1. A method for a non-invasive measurement of heat generation, comprising:

determining a flow value of a flowing substance within a system based on a system power usage; and

determining a heat energy value of a system based on a temperature difference of a first temperature of the flowing substance at an inlet of the system from a second temperature of the flowing substance at an outlet of the system and the flow value of the system.

2. The method of claim 1, further comprising:

receiving the first temperature using a first temperature sensor placed in proximity of the inlet of a pipe of the system; and

receiving the second temperature using a second temperature sensor placed in proximity of the outlet of the pipe of the system.

3. The method of claim 1, further comprising:

determining a flow value of the flowing substance within the system is based on a predetermined chart correlating the system power usage to a flow value.

4. The method of claim 3, wherein the predetermined chart is provided as an equation describing the system power usage to flow value correlation.

5. The method of claim 1, wherein the system power usage is determined based on measurements from a self-powered power sensor (SPPS).

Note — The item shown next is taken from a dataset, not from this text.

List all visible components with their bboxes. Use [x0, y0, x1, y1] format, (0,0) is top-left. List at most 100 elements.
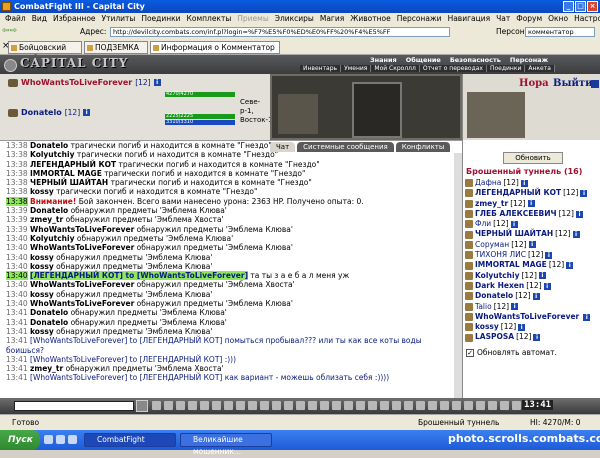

6. The method of claim 1, wherein the flowing substance is water.

7. The method of claim 1, further comprising:

storing the determined heat energy value in a database.

8. The method of claim 7, further comprising:

storing the temperature difference in the database in association with the heat energy value.

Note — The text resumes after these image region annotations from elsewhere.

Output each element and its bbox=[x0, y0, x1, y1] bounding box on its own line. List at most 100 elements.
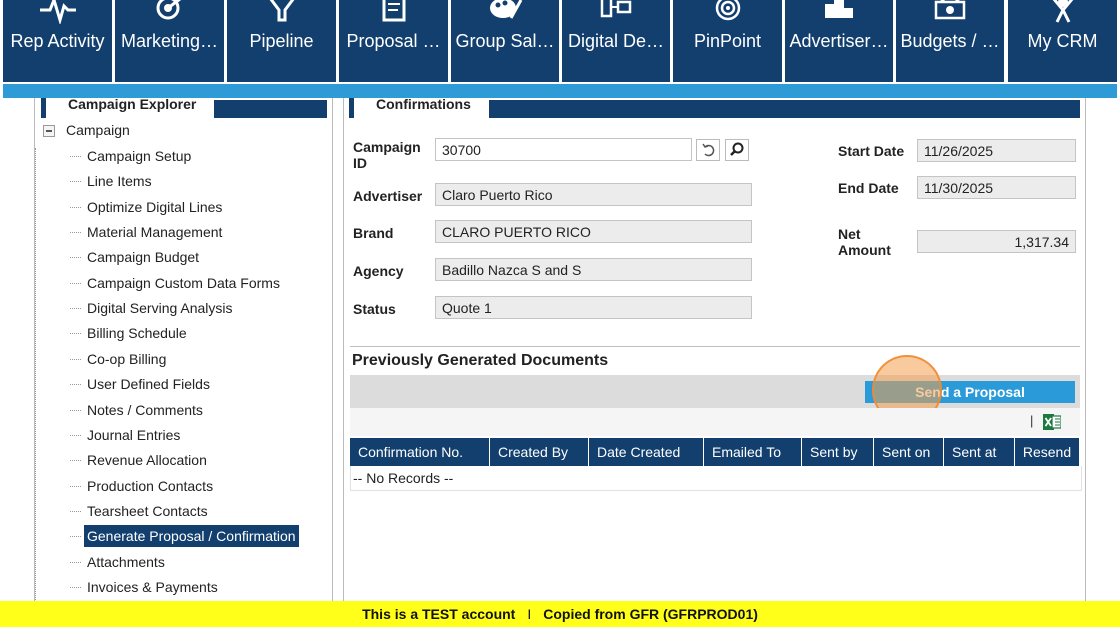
excel-export-icon[interactable] bbox=[1043, 413, 1061, 431]
brand-field: CLARO PUERTO RICO bbox=[435, 220, 752, 243]
header-bar bbox=[482, 100, 1080, 118]
send-proposal-button[interactable]: Send a Proposal bbox=[865, 381, 1075, 403]
section-divider bbox=[350, 346, 1080, 347]
activity-icon bbox=[39, 0, 76, 24]
tree-connector-dash bbox=[70, 485, 81, 487]
brand-label: Brand bbox=[353, 225, 394, 241]
nav-tab-group-sales[interactable]: Group Sal… bbox=[451, 0, 559, 82]
tree-item-attachments[interactable]: Attachments bbox=[70, 551, 168, 573]
nav-tab-digital[interactable]: Digital De… bbox=[562, 0, 670, 82]
toolbar-separator: | bbox=[1030, 413, 1034, 428]
tree-item-invoices-payments[interactable]: Invoices & Payments bbox=[70, 576, 221, 598]
document-edit-icon bbox=[382, 0, 405, 22]
nav-tab-label: Budgets / … bbox=[900, 31, 1000, 51]
campaign-id-field[interactable]: 30700 bbox=[435, 138, 692, 161]
tree-connector-dash bbox=[70, 257, 81, 259]
search-icon bbox=[730, 142, 744, 156]
person-icon bbox=[1052, 0, 1073, 23]
tree-item-optimize-digital-lines[interactable]: Optimize Digital Lines bbox=[70, 196, 225, 218]
net-amount-label: Net Amount bbox=[838, 226, 891, 258]
tree-connector-dash bbox=[70, 384, 81, 386]
test-account-banner: This is a TEST account I Copied from GFR (… bbox=[0, 601, 1120, 627]
tree-connector-dash bbox=[70, 308, 81, 310]
nav-tab-my-crm[interactable]: My CRM bbox=[1008, 0, 1117, 82]
end-date-label: End Date bbox=[838, 180, 899, 196]
tree-connector-dash bbox=[70, 536, 81, 538]
tree-item-digital-serving-analysis[interactable]: Digital Serving Analysis bbox=[70, 297, 236, 319]
status-label: Status bbox=[353, 301, 396, 317]
panel-title: Confirmations bbox=[349, 97, 489, 118]
funnel-icon bbox=[269, 0, 294, 22]
start-date-label: Start Date bbox=[838, 143, 905, 159]
tree-item-production-contacts[interactable]: Production Contacts bbox=[70, 475, 216, 497]
column-created-by[interactable]: Created By bbox=[490, 438, 589, 466]
tree-connector-dash bbox=[70, 333, 81, 335]
tree-item-generate-proposal-confirmation[interactable]: Generate Proposal / Confirmation bbox=[70, 525, 299, 548]
empty-grid-message: -- No Records -- bbox=[350, 466, 1082, 491]
tree-connector-dash bbox=[70, 282, 81, 284]
panel-title: Campaign Explorer bbox=[41, 97, 215, 118]
column-sent-at[interactable]: Sent at bbox=[944, 438, 1015, 466]
column-confirmation-no[interactable]: Confirmation No. bbox=[350, 438, 490, 466]
tree-item-notes-comments[interactable]: Notes / Comments bbox=[70, 399, 206, 421]
palette-icon bbox=[490, 0, 523, 19]
tree-item-line-items[interactable]: Line Items bbox=[70, 170, 155, 192]
search-button[interactable] bbox=[725, 139, 749, 161]
panel-header: Campaign Explorer bbox=[35, 97, 332, 118]
nav-tab-proposal[interactable]: Proposal … bbox=[339, 0, 448, 82]
status-field: Quote 1 bbox=[435, 296, 752, 319]
panel-header: Confirmations bbox=[344, 97, 1085, 118]
export-row: | bbox=[350, 408, 1080, 436]
tree-item-tearsheet-contacts[interactable]: Tearsheet Contacts bbox=[70, 500, 211, 522]
tree-connector-dash bbox=[70, 409, 81, 411]
nav-tab-rep-activity[interactable]: Rep Activity bbox=[3, 0, 112, 82]
top-navigation: Rep Activity Marketing… Pipeline Proposa… bbox=[0, 0, 1120, 83]
agency-label: Agency bbox=[353, 263, 404, 279]
nav-tab-label: Advertiser… bbox=[789, 31, 889, 51]
nav-tab-label: PinPoint bbox=[693, 31, 762, 51]
documents-grid-header: Confirmation No. Created By Date Created… bbox=[350, 438, 1080, 466]
nav-tab-advertiser[interactable]: Advertiser… bbox=[785, 0, 893, 82]
tree-connector-dash bbox=[70, 358, 81, 360]
tree-item-revenue-allocation[interactable]: Revenue Allocation bbox=[70, 449, 210, 471]
undo-icon bbox=[702, 143, 715, 157]
tree-item-material-management[interactable]: Material Management bbox=[70, 221, 225, 243]
tree-item-billing-schedule[interactable]: Billing Schedule bbox=[70, 322, 190, 344]
tree-item-campaign-budget[interactable]: Campaign Budget bbox=[70, 246, 202, 268]
nav-tab-pipeline[interactable]: Pipeline bbox=[227, 0, 336, 82]
tree-connector-dash bbox=[70, 561, 81, 563]
nav-tab-label: Marketing… bbox=[120, 31, 219, 51]
tree-connector-dash bbox=[70, 181, 81, 183]
tree-connector-dash bbox=[70, 586, 81, 588]
column-sent-by[interactable]: Sent by bbox=[802, 438, 874, 466]
reset-button[interactable] bbox=[696, 139, 720, 161]
nav-tab-label: My CRM bbox=[1027, 31, 1098, 51]
copied-from-text: Copied from GFR (GFRPROD01) bbox=[543, 606, 758, 622]
tree-connector bbox=[35, 148, 36, 608]
tree-item-campaign-setup[interactable]: Campaign Setup bbox=[70, 145, 194, 167]
money-icon bbox=[934, 0, 966, 20]
campaign-id-label: Campaign ID bbox=[353, 139, 421, 171]
nav-tab-label: Digital De… bbox=[567, 31, 665, 51]
confirmations-panel: Confirmations Campaign ID 30700 Advertis… bbox=[343, 97, 1086, 608]
nav-tab-label: Proposal … bbox=[346, 31, 441, 51]
nav-tab-label: Rep Activity bbox=[10, 31, 105, 51]
tree-connector-dash bbox=[70, 460, 81, 462]
tree-item-user-defined-fields[interactable]: User Defined Fields bbox=[70, 373, 213, 395]
tree-item-journal-entries[interactable]: Journal Entries bbox=[70, 424, 183, 446]
header-bar bbox=[207, 100, 327, 118]
bullseye-icon bbox=[715, 0, 740, 21]
nav-tab-marketing[interactable]: Marketing… bbox=[115, 0, 224, 82]
column-date-created[interactable]: Date Created bbox=[589, 438, 704, 466]
nav-tab-pinpoint[interactable]: PinPoint bbox=[673, 0, 782, 82]
tree-item-co-op-billing[interactable]: Co-op Billing bbox=[70, 348, 169, 370]
tree-item-campaign-custom-data-forms[interactable]: Campaign Custom Data Forms bbox=[70, 272, 283, 294]
column-sent-on[interactable]: Sent on bbox=[874, 438, 944, 466]
nav-tab-label: Group Sal… bbox=[455, 31, 555, 51]
column-resend[interactable]: Resend bbox=[1015, 438, 1080, 466]
column-emailed-to[interactable]: Emailed To bbox=[704, 438, 802, 466]
collapse-icon[interactable] bbox=[43, 125, 55, 137]
tree-connector-dash bbox=[70, 510, 81, 512]
nav-tab-budgets[interactable]: Budgets / … bbox=[896, 0, 1004, 82]
test-account-text: This is a TEST account bbox=[362, 606, 516, 622]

9. The method of claim 7, further comprising:

storing the system power usage in the database in association with the heat energy value.

10. A non-transitory computer readable medium having stored thereon instructions for causing a processing circuitry to perform a process, the process comprising:

determining a flow value of a flowing substance within a system based on a system power usage; and

determining a heat energy value of a system based on a temperature difference of a first temperature of the flowing substance at an inlet of the system from a second temperature of the flowing substance at an outlet of the system and the flow value of the system;

11. A heat measurement apparatus for a non-invasive measurement of heat generation, comprising:

a processing circuitry; and

a memory, the memory containing instructions that, when executed by the processing circuitry, configure the apparatus to:

determine a flow value of a flowing substance within a system based on a system power usage; and

determine a heat energy value of a system based on a temperature difference of a first temperature of the flowing substance at an inlet of the system from a second temperature of the flowing substance at an outlet of the system and the flow value of the system.

12. The apparatus of claim 11, wherein the apparatus is further configured to:

receive the first temperature using a first temperature sensor placed in proximity of the inlet of a pipe of the system; and

receive the second temperature using a second temperature sensor placed in proximity of the outlet of the pipe of the system.

13. The apparatus of claim 12, wherein the first temperature sensor and the second temperature sensor are connected to the heat measurement apparatus.

14. The apparatus of claim 11, wherein the apparatus is further configured to:

determine the flow value of the flowing substance within the system based on a predetermined chart correlating the system power usage to a flow value.

15. The apparatus of claim 14, wherein the predetermined chart is provided as an equation describing the system power usage to flow value correlation.

16. The apparatus of claim 11, wherein the system power usage is determined based on measurements from a self-powered power sensor (SPPS).

17. The apparatus of claim 11, wherein the flowing substance is water.

18. The apparatus of claim 11, wherein the apparatus is further configured to:

store the determined heat energy value in a database.

19. The apparatus of claim 18, wherein the apparatus is further configured to:

store the temperature difference in the database in association with the heat energy value.

20. The apparatus of claim 18, wherein the apparatus is further configured to:

store the system power usage in the database in association with the heat energy value.